Trump interjects questions
about vaping, wondering when flavored vaping products would be back
on the market.
Late
January and early February: US
intelligence agencies and health officials warn Trump
that COVID-19 poses a global danger. Through mid-March, he dismisses
these concerns and repeatedly lies to
the public about the seriousness of the threat.
Feb.
7, 2020: The
Trump administration ships almost
18 tons of medical equipment to China, including masks, gowns, gauze,
respirators and other vital materials.
Feb.
25, 2020: Nancy
Messonnier, a senior CDC official, tells reporters
that COVID-19 is likely to spread within US communities and that
disruptions to daily life could be “severe.” Returning from a
trip to India, Trump calls Azar to complain that Messonnier is
scaring the stock markets.
Feb.
26, 2020: Trump announces
that Vice
President Mike Pence, who is avowedly
anti-science,
is leading the COVID-19 task force. “Because of all we’ve done,
the risk to the American people remains very low,” Trump says.

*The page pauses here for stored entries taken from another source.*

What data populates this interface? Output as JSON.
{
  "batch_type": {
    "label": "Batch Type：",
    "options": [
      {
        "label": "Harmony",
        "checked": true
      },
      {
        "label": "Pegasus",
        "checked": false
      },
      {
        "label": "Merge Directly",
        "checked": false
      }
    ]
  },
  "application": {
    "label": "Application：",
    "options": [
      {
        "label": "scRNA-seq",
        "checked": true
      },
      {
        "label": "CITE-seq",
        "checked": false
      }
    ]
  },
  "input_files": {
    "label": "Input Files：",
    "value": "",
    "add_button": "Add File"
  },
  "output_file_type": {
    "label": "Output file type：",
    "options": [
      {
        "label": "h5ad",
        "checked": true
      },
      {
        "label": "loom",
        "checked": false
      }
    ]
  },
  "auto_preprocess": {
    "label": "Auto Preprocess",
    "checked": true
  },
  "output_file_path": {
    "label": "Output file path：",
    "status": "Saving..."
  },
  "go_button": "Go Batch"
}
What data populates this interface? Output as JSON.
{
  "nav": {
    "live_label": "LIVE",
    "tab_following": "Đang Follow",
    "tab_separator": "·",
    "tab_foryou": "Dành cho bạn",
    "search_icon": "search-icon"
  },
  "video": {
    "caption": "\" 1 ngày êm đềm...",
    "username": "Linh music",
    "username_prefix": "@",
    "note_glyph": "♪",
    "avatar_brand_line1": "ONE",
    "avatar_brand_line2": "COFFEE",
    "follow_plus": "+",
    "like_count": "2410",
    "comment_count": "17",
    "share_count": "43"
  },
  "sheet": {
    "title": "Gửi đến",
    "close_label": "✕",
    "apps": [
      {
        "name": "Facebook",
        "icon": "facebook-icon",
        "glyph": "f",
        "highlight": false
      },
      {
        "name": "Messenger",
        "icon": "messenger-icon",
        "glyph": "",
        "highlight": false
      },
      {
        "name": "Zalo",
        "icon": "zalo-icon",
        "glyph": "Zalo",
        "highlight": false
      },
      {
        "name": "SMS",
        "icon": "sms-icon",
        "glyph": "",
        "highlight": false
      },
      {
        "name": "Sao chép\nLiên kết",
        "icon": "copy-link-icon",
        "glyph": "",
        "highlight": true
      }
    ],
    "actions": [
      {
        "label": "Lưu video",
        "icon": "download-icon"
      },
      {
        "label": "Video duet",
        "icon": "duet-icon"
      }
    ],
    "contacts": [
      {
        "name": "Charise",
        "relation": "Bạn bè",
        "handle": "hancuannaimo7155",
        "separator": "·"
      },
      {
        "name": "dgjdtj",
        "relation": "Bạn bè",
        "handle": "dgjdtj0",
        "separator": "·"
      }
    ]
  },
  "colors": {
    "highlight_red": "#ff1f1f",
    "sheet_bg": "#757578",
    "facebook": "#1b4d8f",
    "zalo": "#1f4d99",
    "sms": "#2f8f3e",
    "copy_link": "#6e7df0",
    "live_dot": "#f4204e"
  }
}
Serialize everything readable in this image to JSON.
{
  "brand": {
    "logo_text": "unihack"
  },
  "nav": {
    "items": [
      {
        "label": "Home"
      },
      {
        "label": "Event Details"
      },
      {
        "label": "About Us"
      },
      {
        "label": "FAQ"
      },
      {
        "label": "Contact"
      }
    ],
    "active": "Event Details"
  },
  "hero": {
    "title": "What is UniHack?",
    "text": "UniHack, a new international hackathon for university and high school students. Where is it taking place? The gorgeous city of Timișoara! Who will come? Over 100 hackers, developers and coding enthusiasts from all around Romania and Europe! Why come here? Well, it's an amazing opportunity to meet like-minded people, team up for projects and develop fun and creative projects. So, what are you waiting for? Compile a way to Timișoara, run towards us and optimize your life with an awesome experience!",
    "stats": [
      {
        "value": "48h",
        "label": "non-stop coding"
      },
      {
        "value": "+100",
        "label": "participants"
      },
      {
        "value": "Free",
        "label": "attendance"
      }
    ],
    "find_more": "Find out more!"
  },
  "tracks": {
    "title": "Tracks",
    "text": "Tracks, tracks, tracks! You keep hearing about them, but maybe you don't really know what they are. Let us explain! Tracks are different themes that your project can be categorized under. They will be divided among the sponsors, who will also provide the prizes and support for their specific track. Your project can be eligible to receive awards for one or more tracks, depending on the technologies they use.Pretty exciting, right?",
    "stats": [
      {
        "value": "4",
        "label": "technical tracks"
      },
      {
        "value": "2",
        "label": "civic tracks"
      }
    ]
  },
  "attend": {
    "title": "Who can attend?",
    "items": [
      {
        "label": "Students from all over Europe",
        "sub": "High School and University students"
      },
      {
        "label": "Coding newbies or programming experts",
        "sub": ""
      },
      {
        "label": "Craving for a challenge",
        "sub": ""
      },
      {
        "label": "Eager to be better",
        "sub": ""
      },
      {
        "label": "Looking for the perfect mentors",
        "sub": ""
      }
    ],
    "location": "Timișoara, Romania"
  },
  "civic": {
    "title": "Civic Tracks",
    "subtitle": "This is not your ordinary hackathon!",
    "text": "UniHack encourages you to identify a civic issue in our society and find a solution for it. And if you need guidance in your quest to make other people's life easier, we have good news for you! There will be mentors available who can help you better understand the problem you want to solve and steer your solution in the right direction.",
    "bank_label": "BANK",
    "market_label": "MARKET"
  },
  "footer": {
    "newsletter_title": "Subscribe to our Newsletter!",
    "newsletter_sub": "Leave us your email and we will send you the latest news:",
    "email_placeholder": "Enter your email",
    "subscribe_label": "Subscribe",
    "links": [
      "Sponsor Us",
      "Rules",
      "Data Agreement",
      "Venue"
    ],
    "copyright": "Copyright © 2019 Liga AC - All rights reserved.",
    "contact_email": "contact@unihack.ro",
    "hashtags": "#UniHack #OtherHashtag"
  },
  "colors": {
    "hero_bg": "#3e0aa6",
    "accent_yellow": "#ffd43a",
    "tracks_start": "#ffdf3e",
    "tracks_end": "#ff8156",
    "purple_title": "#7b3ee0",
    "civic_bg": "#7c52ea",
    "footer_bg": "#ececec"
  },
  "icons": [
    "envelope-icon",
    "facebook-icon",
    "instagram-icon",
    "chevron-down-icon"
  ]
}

“When you have 15 people and the 15 within a couple of days is
going to be down to close to zero, that’s a pretty good job we’ve
done.”
Mar
12, 2020: Jared
Kushner joins Trump’s
coronavirus effort to focus on two
areas of
intense public criticism: insufficient testing and inadequate
supplies of medical equipment.
Mar.
13, 2020: Trump calls a reporter’s question about the
disbanding of the pandemic response team “nasty” and claims to
know nothing about it.
Mar.
19. 2020: Trump says,
“Nobody knew there’d be a pandemic or an epidemic of this
proportion… [W]e had to break a system — like breaking an egg —
because the system we had was obsolete and didn’t work, and that
was a system we inherited.”
Mar.
25, 2020: “We’ve
come a long way from an obsolete, broken system that I inherited,”
Trump says again.
Mar.
29, 2020.
Trump says “think of the number: 2.2 — potentially 2.2 million
people if we did nothing. If we didn’t do the distancing, if we
didn’t do all of the things that we’re doing.” Trump goes on to
say that if the US death toll remains at or below 100,000 lives —
more Americans than died in the Vietnam and Korean Wars
combined — it would mean that
his administration will have done “a very good job.”
Mar.
31, 2020: Trump
says that even with aggressive mitigation efforts, the US could
suffer 240,000 deaths — a number that puzzles health experts.
As The
Washington Post reports,
“Among epidemiologists, the estimate raised more questions than it
answered — not just about methodology and accuracy but, perhaps
more importantly, about purpose. The primary goal of such models amid
an outbreak is to allow authorities to game out scenarios, foresee
challenges and create a coherent, long-term strategy — something
some experts worry doesn’t exist within the White House.”
Apr.
3, 2020: A
reporter asks Trump, “Who dropped the ball?” After asserting
falsely that no one anticipated the pandemic, Trump blames Obama:
“The previous administration. The shelves were empty. The shelves
were empty… the shelves were empty.”
How
Many People Can Trump Kill on Fifth Avenue?
Obama’s
team briefed Trump’s transition team on a simulation that
anticipated the very type of outbreak now blanketing the earth, but
Trump ignored its lessons. Trump inherited a White House pandemic
response team, but he disbanded it. For three years, the leaders of
the US intelligence community sounded pandemic alarm bells, but Trump
paid no attention to them.
When
the specific COVID-19 virus emerged in January 2020, Trump wasted
precious weeks ignoring the warnings from the international health
community while simultaneously lying to the public about
its likely impact. To avoid responsibility for his failures, he now
lies again in an attempt to shift the blame. Meanwhile, he keeps
moving the goalposts for no reason other than to manage public
expectations of what will qualify as his personal “win.”
Trump
once said that he could shoot someone on Fifth Avenue and his
supporters would still love him. He’s now testing that hypothesis.
But he hasn’t limited his victims to New York City.